Can you describe who the "Mill girl" is to you?

To me she is creative, confident, has evolved personal style, and a timeless aesthetic. We have a range of price points and we use the filter of: Will this piece look great in a few years? and Will a customer invest in it?

Is Mill the natural counterpart to Unionmade or are they different in a larger way then just male/female?

They are different in some ways. When I first started I think I tried to do more of a masculine approach to the assortment. Almost like a friend to Unionmade. I soon realized as a baseline that's a good strategy, but women still want something that's feminine and special. Women definitely shop differently than men. They like the element of surprise and really like to pick up pieces to add into what they already have. Unionmade is a bit more head-to-toe.

What challenges (if any) do you face when creating a store for women as a man?

I thought I was tuned in and then I realized that I'm not in the store all the time interacting with customers and it may be good to get a women's point of view. I hired Michele Janezic to manage the store and buy.  The great news is we both share a similar aesthetic and idea of how the store should be.  

Any chance you're going to open a Mill down here too?

We would love to.  I think we're just trying to refine a bit more and really understand the customer and assortment.  If we're going to go bigger it needs to be perfect.

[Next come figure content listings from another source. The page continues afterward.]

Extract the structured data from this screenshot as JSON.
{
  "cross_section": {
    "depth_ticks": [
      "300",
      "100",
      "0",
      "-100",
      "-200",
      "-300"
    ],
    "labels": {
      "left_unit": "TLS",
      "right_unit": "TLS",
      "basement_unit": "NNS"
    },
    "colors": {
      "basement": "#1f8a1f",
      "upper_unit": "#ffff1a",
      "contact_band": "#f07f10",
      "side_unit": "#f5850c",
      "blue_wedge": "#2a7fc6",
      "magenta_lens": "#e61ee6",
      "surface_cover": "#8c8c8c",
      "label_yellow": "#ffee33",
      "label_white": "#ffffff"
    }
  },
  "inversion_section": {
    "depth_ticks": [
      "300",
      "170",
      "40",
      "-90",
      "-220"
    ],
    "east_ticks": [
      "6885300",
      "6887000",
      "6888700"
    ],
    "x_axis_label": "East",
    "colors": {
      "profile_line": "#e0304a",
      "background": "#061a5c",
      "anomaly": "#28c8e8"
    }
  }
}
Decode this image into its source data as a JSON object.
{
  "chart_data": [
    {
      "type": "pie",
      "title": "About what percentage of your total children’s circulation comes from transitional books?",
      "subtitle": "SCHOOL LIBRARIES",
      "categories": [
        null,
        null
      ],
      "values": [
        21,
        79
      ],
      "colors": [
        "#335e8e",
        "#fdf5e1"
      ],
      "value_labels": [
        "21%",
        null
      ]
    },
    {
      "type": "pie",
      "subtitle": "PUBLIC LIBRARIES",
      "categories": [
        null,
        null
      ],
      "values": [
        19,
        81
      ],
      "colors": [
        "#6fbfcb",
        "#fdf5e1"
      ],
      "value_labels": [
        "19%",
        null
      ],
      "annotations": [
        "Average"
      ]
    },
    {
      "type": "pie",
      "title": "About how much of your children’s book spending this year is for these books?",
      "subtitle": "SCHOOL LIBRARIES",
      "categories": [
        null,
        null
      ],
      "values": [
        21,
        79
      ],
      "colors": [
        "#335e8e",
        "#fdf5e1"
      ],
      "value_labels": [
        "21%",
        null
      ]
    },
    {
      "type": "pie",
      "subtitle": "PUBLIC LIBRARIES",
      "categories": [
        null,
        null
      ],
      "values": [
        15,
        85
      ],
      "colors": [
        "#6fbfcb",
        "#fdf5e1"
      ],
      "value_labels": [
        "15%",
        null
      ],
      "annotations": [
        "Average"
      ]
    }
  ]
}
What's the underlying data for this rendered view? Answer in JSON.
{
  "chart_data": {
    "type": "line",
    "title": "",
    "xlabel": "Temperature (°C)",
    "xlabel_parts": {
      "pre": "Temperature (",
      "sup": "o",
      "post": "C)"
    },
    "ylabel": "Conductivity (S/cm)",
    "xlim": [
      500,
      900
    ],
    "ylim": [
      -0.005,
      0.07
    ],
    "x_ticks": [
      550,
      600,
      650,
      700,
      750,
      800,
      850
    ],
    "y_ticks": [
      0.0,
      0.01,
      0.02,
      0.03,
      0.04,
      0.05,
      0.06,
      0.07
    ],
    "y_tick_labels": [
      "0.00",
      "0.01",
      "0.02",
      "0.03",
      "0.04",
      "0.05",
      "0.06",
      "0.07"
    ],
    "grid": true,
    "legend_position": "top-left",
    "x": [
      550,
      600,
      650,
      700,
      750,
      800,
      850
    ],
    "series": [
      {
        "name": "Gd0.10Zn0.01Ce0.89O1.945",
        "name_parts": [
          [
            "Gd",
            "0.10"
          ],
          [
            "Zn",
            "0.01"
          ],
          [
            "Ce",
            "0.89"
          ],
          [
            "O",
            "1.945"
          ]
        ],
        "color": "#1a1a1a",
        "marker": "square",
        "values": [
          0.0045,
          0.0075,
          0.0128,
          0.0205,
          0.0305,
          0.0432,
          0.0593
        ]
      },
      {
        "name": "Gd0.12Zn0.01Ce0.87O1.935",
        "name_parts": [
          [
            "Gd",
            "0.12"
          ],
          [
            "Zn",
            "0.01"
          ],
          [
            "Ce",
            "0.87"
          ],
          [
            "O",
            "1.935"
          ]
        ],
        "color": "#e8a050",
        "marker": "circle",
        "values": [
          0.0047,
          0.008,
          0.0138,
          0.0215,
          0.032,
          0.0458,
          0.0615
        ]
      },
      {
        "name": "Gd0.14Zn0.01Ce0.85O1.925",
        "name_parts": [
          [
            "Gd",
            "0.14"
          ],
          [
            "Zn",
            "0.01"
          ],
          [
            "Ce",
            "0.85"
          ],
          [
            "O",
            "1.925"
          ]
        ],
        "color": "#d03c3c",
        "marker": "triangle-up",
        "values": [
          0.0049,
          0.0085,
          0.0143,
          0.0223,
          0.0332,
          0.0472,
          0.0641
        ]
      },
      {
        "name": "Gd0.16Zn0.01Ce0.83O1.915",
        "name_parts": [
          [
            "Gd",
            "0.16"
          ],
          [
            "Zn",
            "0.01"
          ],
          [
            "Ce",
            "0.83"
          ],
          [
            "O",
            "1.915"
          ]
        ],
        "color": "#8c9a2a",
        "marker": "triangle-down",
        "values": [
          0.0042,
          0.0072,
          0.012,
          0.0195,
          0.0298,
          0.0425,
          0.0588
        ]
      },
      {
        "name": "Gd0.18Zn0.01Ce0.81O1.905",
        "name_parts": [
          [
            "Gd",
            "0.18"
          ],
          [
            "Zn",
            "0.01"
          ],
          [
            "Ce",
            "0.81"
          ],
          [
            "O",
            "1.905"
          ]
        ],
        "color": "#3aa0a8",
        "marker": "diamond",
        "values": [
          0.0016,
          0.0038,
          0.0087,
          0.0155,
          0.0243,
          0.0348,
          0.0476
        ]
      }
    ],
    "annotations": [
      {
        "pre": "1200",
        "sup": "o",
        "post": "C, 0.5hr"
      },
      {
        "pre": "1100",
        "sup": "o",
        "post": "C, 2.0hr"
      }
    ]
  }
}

Do you have any favorite fall items new to Mill?

Fall looks really great.  We added some really interesting lines.  Some of the Japanese lines that you don't see often are my favorite. We added Kapital, Journal Standard Luxe, and we always love Chimala. For items, we went after the idea of cocooning. Clothes that are loose and wrap and can be worn in many different ways. They're a bit more conceptual and utilitarian, but feel modern. We also have some amazing sweaters that we're really excited about. Everything from classic fisherman to chunky turtlenecks.  There are also some amazing blazers this season.  Our favorite being a few from the Margaret Howell mainline.

What does tomboy style mean to you?

Tomboy style to me is timeless and a bit mixed up.  I always equate it to great style and confidence.  It looks great now and it will look great 50 years from now.  It's cool and effortless and it's the girl that other girls want to be.

7 comments:

petal and plume said...

this was an incredible joy to read, thank you!
xx

Anonymous said...

This is perfect! I'm headed to SF in two weeks!

Barkeley said...

So happy you finally posted about Mill! Far and away, Mill is my favorite store in SF. It has such a lovely/cool vibe, with awesome employees and the best clothing/ books/beauty products out there. It's my happy place. Every time I stop by, I get pieces that I know I'm gonna live in.

Another store that you might like is Conifer -- also in SF: www.conifershop.com

Lizzie said...

@Barkeley I can't wait to get that experience! Conifer looks rad, checking it out more now!

Rebecca said...

Couldn't agree with Barkeley more! MILL is a short drive away and I make it in about once a month! The store is filled with beautifully selected items and truly, the women that work there are gracious and a joy to chat with. Another plus, parking is usually easy to find-- a rarity in the city by the bay!